Headlines: August 7th, 2002

Real improvement in council services demands rigorous challenge of the way things are done now, innovative thinking about potential improvements and robust assessment of options. This is the message to local councils from the Office of the Deputy Prime Minister in a consultation paper on Best Value and Performance Improvement. The paper puts into effect the changes from the Best Value Review published in May 2002 and draws on reports aimed at improving performance in local government, such as ‘Changing Gear’ by the Audit Commission and the Byatt Report on procurement.The guidance urges councils to avoid the pitfalls of the Best Value regime such as complying with the review methodology rather than focusing on improvements, setting narrow limits for reviews and relying too much on routine market testing. It stresses that the removal of the requirement to review all activities within a five year period now opens the way to focus reviews on priorities.

Reviews must challenge how and why a service is provided and this involves a fundamental rethink. For challenge to be effective, it should involve executive members of councils, senior managers, front-line staff, service
users and the wider community. Reviews should also bring in ‘third parties’ such as partners or alternative providers in the public, voluntary and community, social enterprise and private sectors, who can bring an external perspective and expertise lacking in the authority. They also have the potential to provide an effective independent scrutiny by questioning and challenging councils’ approach.
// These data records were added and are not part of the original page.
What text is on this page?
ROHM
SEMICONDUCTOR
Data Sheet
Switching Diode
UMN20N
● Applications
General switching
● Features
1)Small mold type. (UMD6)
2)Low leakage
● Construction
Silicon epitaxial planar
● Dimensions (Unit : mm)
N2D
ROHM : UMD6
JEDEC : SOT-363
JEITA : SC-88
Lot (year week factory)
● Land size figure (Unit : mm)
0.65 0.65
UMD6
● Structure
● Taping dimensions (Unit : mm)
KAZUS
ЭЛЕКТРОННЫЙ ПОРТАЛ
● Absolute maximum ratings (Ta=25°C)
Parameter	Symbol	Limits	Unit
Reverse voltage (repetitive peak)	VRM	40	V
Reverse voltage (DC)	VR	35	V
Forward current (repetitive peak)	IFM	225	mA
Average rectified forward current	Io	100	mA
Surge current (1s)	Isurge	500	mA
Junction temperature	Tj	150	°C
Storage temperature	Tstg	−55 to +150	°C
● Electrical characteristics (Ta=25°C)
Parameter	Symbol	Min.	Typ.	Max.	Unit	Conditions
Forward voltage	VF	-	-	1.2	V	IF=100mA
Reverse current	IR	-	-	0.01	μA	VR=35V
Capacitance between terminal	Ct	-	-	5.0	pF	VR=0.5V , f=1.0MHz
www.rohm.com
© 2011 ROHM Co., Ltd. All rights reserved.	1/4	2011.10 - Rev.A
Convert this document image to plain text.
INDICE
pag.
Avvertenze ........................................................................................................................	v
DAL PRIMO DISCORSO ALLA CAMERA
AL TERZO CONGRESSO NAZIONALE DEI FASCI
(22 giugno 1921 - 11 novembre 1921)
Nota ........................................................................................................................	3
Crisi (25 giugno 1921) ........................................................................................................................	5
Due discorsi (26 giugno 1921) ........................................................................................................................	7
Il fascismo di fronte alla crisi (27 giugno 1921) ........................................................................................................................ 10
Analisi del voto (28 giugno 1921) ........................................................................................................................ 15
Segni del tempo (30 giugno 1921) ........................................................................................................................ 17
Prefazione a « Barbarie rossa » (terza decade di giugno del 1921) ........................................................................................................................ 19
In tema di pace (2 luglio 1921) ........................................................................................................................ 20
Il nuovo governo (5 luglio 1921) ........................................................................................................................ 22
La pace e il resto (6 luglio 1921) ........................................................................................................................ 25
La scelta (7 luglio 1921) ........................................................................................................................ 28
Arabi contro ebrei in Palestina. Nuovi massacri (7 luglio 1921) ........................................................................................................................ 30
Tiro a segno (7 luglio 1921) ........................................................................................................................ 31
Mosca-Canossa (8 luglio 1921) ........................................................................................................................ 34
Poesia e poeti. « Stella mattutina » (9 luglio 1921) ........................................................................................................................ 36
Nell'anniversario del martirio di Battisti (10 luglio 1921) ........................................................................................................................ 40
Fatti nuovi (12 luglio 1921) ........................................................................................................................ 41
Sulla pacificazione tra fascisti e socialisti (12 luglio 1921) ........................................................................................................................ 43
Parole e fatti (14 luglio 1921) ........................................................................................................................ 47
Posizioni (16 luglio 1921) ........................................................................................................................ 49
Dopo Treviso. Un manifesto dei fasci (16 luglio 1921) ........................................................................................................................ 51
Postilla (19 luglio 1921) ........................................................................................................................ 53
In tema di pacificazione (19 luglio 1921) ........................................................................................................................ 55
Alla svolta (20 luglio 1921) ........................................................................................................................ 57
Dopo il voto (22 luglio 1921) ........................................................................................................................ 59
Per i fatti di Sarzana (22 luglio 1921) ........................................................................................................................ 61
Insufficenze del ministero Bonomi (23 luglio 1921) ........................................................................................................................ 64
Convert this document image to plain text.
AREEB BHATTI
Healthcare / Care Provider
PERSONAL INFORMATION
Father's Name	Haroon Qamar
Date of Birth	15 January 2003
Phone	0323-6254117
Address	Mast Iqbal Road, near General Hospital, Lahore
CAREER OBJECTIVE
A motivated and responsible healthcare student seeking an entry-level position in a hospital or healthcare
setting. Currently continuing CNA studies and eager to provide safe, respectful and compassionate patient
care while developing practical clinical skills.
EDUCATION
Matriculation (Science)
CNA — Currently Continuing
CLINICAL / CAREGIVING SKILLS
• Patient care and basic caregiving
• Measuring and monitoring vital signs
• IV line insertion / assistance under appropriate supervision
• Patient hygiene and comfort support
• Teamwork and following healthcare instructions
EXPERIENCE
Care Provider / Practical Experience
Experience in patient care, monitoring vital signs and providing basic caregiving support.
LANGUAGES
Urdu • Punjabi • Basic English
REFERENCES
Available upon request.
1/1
The choice of how to deliver services has moved on from a straight decision between in house delivery or outsourcing. Options for delivery now include internal reorganisation, service outsourcing, private finance initiatives, public sector consortia, pooled budgets, joint commissioning, joint ventures, non-profit distributing organisations, as well as partnering contracts and legal partnerships. The guidance calls for a widening of the market to create more suppliers of public services to improve the quality of management and value for money. It recognizes that councils have discretion over how services are procured, but makes it clear that there is an expectation of a mixed economy of provision across each council.